Ketiga. Juga masih terkait dengan isu pembangunan ekonomi dan masalah domestik, maka isu luar negeri merupakan hal yang tidak dapat diabaikan oleh pemerintah karena Presiden/Wapres siapapun yang akan kita pilih akan merepresentasikan bangsa Indonesia di kancah internasional. Kaitannya adalah bahwa sebagai nation state kita akan berinteraksi secara bilateral maupun multilateral, baik di kawasan maupun di tingkat global.
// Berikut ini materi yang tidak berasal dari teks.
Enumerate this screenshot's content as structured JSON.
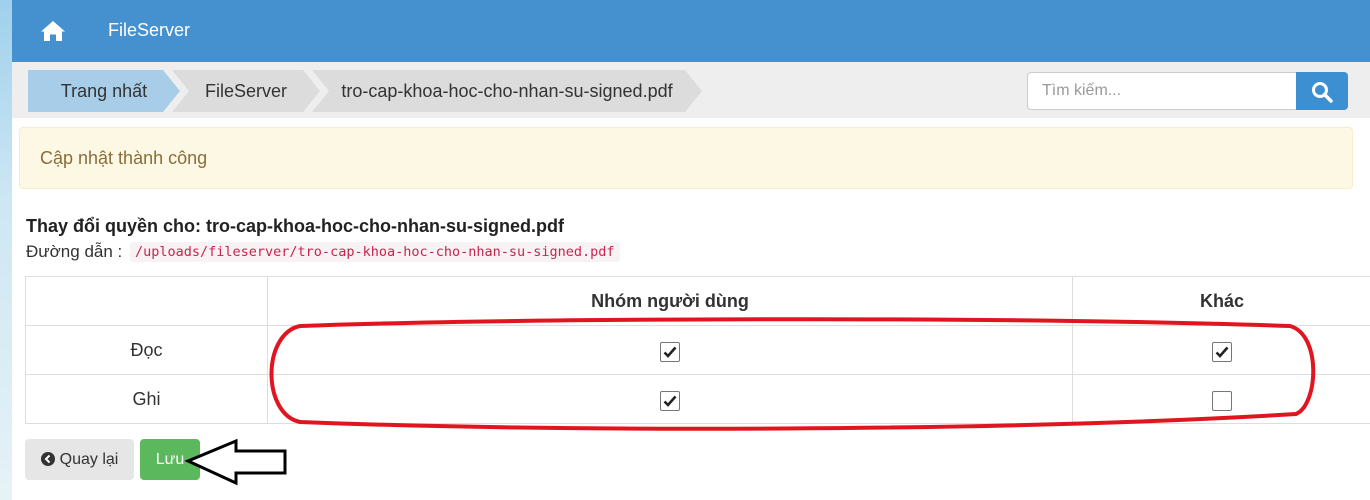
{
  "navbar": {
    "brand": "FileServer",
    "home_icon": "home-icon",
    "color": "#4590cf"
  },
  "breadcrumb": [
    {
      "label": "Trang nhất",
      "active": true
    },
    {
      "label": "FileServer",
      "active": false
    },
    {
      "label": "tro-cap-khoa-hoc-cho-nhan-su-signed.pdf",
      "active": false
    }
  ],
  "search": {
    "placeholder": "Tìm kiếm...",
    "value": "",
    "button_icon": "search-icon"
  },
  "alert": {
    "message": "Cập nhật thành công"
  },
  "permissions": {
    "title": "Thay đổi quyền cho: tro-cap-khoa-hoc-cho-nhan-su-signed.pdf",
    "path_label": "Đường dẫn :",
    "path": "/uploads/fileserver/tro-cap-khoa-hoc-cho-nhan-su-signed.pdf",
    "columns": [
      "",
      "Nhóm người dùng",
      "Khác"
    ],
    "rows": [
      {
        "label": "Đọc",
        "group": true,
        "other": true
      },
      {
        "label": "Ghi",
        "group": true,
        "other": false
      }
    ]
  },
  "actions": {
    "back_label": "Quay lại",
    "back_icon": "chevron-circle-left-icon",
    "save_label": "Lưu"
  },
  "colors": {
    "success": "#5cb85c",
    "alert_bg": "#fcf8e3",
    "annotation": "#e0151f"
  }
}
Hal ini terkait dengan konflik (perdagangan, teritorial, kepentingan), kerjasama (ekonomi, sos-bud, pertahanan, strategis), kontribusi Indonesia, bantuan internasional, dlsb. Dalam kaitan ini, seorang Presiden/Wapres harus memiliki kepercayaan diri yang tinggi sebagai representasi dari bangsa yang besar, penduduk terbesar ke-4 di dunia, penduduk Muslim terbesar di dunia, negara demokrasi terbesar ketiga setelah India dan Amerika Serikat, negara terbesar di ASEAN, dan berbagai identitas yang melekat kepada Republik Indonesia dalam pergaulan internasional. Mengenai konsep kebijakan luar negeri tentunya secara detail merupakan domain dari Kementerian Luar Negeri, sehingga pilihan Menlu harus tepat yang akan dapat secara efektif membantu pelaksanaan kebijakan luar negeri Indonesia. Diplomat karir yang memiliki catatan prestasi yang bagus merupakan pilihan profesional yang patut dipertimbangkan, sementara pilihan dari luar diplomat karis harus memperhatikan kemungkinan adanya kecenderungan partisan dalam isu internasional yang keluar dari pakem kebijakan luar negeri Indonesia yang bebas dan aktif. Siapapun capres/cawapres harus belajar tentang dinamika internasional, dari sisi formal diplomasi merujuk ke Kemlu dari sisi rahasia dan informasi luar negeri yang sensitif ke Badan Intelijen Negara (BIN), tentunya pengembangan Kemlu dan BIN sebagai sumber informasi luar negeri harus terus didukung. Lalu bagaimana dengan masalah performance Presiden/Wapres di dunia internasional, kepada semua capres/cawapres perlu mempertimbangkan keseimbangan penggunaan bahasa Inggris dan bahasa Indonesia sebagai bagian dari promosi kebudayaan Indonesia melalui bahasa Indonesia. Artinya tidak perlu khawatir dengan masalah bahasa, termasuk kebiasaan pergaulan internasional. Kita sebagai pemilih, tentunya juga menginginkan performance internasional Presiden kita ke depan minimal seperti yang sudah ditunjukkan oleh Soekarno, Soeharto, Habibie, Abdurrahman Wahid, Megawati, dan Susilo Bambang Yudhoyono. Hal ini semoga juga dipelajari oleh para capres/cawapres kita.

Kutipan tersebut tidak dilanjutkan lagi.